As the pair arrive, miming to Queen’s We Are the Champions beneath two huge inflatable zombie hands making the band’s trademark gun-and-fist sign, their double-act dichotomy is instantly apparent. Mike is the old-school master, hyper-rapping boastful verses laced with jabs at societal ills; El-P is his comic foil, with hints of the Beastie Boys’ puerile juvenilia. While Mike details his cocaine-dealing past during Legend Has It, El-P suggests he has a unicorn’s horn for a penis and would like to ejaculate on to our soft furnishings.
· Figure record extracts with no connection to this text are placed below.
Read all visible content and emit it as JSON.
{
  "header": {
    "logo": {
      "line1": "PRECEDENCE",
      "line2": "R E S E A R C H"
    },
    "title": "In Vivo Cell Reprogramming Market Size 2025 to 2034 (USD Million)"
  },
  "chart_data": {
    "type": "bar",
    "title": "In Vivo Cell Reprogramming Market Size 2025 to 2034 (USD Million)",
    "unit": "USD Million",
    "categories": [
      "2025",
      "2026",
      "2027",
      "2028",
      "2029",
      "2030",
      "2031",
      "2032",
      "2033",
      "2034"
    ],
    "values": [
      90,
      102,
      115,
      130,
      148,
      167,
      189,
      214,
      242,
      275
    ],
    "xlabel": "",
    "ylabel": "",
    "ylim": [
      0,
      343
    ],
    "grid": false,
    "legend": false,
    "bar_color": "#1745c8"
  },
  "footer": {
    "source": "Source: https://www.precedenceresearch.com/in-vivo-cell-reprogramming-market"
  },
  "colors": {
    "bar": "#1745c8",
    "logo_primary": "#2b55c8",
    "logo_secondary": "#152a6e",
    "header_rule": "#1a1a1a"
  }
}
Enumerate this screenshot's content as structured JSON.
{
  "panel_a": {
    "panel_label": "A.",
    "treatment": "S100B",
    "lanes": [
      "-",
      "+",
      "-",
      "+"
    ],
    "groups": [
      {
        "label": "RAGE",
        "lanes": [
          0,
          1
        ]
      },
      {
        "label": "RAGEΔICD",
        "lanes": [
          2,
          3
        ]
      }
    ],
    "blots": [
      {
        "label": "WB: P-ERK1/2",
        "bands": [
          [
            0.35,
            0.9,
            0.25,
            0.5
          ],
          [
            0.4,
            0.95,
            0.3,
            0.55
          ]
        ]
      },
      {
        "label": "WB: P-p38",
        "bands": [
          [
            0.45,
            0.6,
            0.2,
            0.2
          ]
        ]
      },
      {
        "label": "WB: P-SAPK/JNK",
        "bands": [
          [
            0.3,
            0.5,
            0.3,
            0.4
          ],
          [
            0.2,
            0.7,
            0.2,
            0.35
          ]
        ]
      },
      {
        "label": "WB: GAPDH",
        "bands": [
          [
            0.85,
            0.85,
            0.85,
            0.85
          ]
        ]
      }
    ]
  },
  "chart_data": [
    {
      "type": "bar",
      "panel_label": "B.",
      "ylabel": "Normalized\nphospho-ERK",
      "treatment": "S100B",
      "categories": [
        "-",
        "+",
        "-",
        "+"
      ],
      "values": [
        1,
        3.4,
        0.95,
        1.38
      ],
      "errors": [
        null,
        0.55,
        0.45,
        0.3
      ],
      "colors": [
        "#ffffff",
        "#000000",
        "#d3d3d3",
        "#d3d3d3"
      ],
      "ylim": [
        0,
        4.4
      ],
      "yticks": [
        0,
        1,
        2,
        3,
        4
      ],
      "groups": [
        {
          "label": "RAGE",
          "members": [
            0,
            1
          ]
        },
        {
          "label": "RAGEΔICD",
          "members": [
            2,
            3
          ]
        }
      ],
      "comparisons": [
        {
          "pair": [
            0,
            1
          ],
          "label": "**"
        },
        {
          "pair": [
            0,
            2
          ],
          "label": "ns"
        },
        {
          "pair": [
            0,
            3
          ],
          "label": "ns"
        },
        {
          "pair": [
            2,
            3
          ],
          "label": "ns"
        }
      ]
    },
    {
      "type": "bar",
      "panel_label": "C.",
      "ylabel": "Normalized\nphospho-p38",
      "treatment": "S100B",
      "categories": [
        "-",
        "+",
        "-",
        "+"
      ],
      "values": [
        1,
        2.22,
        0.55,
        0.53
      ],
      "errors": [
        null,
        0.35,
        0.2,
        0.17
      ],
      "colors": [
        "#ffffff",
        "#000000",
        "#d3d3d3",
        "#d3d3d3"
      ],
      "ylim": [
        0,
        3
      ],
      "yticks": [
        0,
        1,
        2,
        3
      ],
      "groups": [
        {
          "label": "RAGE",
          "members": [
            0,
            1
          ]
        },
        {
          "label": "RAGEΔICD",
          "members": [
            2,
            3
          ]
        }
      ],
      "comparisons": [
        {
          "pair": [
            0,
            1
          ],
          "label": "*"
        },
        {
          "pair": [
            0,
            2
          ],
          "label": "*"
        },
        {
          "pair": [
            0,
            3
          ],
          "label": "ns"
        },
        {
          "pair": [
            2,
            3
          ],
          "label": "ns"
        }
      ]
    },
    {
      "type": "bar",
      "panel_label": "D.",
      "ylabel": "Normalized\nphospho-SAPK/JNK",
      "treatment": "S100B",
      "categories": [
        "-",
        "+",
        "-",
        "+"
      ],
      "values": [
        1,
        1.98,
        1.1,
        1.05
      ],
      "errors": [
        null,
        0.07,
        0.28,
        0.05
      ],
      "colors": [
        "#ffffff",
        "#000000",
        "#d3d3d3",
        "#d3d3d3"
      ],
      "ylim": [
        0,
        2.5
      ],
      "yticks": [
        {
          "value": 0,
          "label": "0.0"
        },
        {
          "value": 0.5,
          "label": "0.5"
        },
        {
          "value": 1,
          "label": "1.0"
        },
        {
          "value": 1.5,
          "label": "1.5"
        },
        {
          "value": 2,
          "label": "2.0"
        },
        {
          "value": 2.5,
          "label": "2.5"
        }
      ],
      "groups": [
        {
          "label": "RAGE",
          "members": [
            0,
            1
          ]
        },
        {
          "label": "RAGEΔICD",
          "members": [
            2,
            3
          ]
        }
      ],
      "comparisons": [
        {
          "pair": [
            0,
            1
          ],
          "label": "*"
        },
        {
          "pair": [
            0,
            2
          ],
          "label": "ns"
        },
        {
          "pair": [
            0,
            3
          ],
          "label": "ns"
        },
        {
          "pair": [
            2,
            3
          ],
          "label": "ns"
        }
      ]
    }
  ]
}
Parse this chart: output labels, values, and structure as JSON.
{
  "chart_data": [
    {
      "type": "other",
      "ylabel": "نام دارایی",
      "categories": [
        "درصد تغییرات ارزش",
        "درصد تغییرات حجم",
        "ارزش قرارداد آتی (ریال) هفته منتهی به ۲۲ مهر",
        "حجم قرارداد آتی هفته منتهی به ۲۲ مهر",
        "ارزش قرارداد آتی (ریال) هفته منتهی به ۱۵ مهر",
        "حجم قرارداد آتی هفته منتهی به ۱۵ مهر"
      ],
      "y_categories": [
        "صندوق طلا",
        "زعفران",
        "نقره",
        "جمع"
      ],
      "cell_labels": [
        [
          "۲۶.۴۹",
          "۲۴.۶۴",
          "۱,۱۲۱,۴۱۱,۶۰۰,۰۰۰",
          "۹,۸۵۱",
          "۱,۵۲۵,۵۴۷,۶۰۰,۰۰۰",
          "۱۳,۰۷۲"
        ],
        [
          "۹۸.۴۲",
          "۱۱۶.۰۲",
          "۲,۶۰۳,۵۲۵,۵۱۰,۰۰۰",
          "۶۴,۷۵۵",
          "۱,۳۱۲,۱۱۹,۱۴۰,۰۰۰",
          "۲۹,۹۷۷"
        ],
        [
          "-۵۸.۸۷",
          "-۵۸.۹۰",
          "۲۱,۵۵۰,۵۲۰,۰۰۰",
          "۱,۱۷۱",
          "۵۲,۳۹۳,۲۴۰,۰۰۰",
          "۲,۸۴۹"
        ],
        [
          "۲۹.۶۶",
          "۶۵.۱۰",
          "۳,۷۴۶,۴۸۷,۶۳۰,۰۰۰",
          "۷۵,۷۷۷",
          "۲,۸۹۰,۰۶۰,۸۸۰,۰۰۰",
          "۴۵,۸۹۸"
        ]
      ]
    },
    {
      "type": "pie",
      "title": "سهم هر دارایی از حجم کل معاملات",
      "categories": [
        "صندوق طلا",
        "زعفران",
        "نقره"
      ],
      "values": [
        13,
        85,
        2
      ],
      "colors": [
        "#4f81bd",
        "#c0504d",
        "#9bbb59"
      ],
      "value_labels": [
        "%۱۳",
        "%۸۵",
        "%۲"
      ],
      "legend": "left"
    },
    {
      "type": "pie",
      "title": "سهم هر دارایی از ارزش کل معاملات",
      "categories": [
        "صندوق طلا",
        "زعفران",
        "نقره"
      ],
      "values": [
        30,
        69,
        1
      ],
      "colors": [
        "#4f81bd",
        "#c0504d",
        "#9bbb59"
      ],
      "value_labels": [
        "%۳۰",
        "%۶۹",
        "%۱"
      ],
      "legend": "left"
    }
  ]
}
Between tracks, he launches a solo poetry career with deathless lines about his formidable cunnilingus skills, and tells us how he’s smoked Camden clean of weed. “My dick got a Michelin star,” he claims during opener Talk to Me, which must rather take the shine off it for The Ledbury.
Their cool-cop/goofball-cop act is perfectly, and powerfully, weighted. When RTJ declare themselves “a missile to turn this whole town into dust”, you almost believe them. Even a nuclear event would struggle to make a deeper impact than Talk to Me or Legend Has It, built on bass whoomps that must be waking up creatures on the floor of the Mariana Trench. Whether firing out hopscotch raps with attack dog intensity over the Arabian rhythms of Call Ticketron or revelling in the southern voodoo groove of their DJ Shadow collaboration Nobody Speak, there’s a hammer-blow force and clarity to their delivery that packs a punch most rap gigs simply don’t have.
Like their three albums to date, the show grows increasingly political. Hints of anti-consumerism (Stay Gold) and US imperialism (Don’t Get Captured) creep in and by Lie, Cheat, Steal and A Report to the Shareholders they’re gunning all-out for “the stinking asshole of the apocalypse that our country has become”. El-P decries “y’all demons” who “talk clean and bomb hospitals” and Mike predicts the third world war unless we “kill our masters and start again”. After a balcony-quaking Close Your Eyes (And Count to Fuck), Mike makes a moving, impassioned speech about how defying our governments with simple human unity will help us “overcome this insanity”. Joking aside, RTJ are the hip-hop clowns becoming politico princes.
- At Field Day, London, 3 June, then at Summer Sessions, Glasgow, 24 August.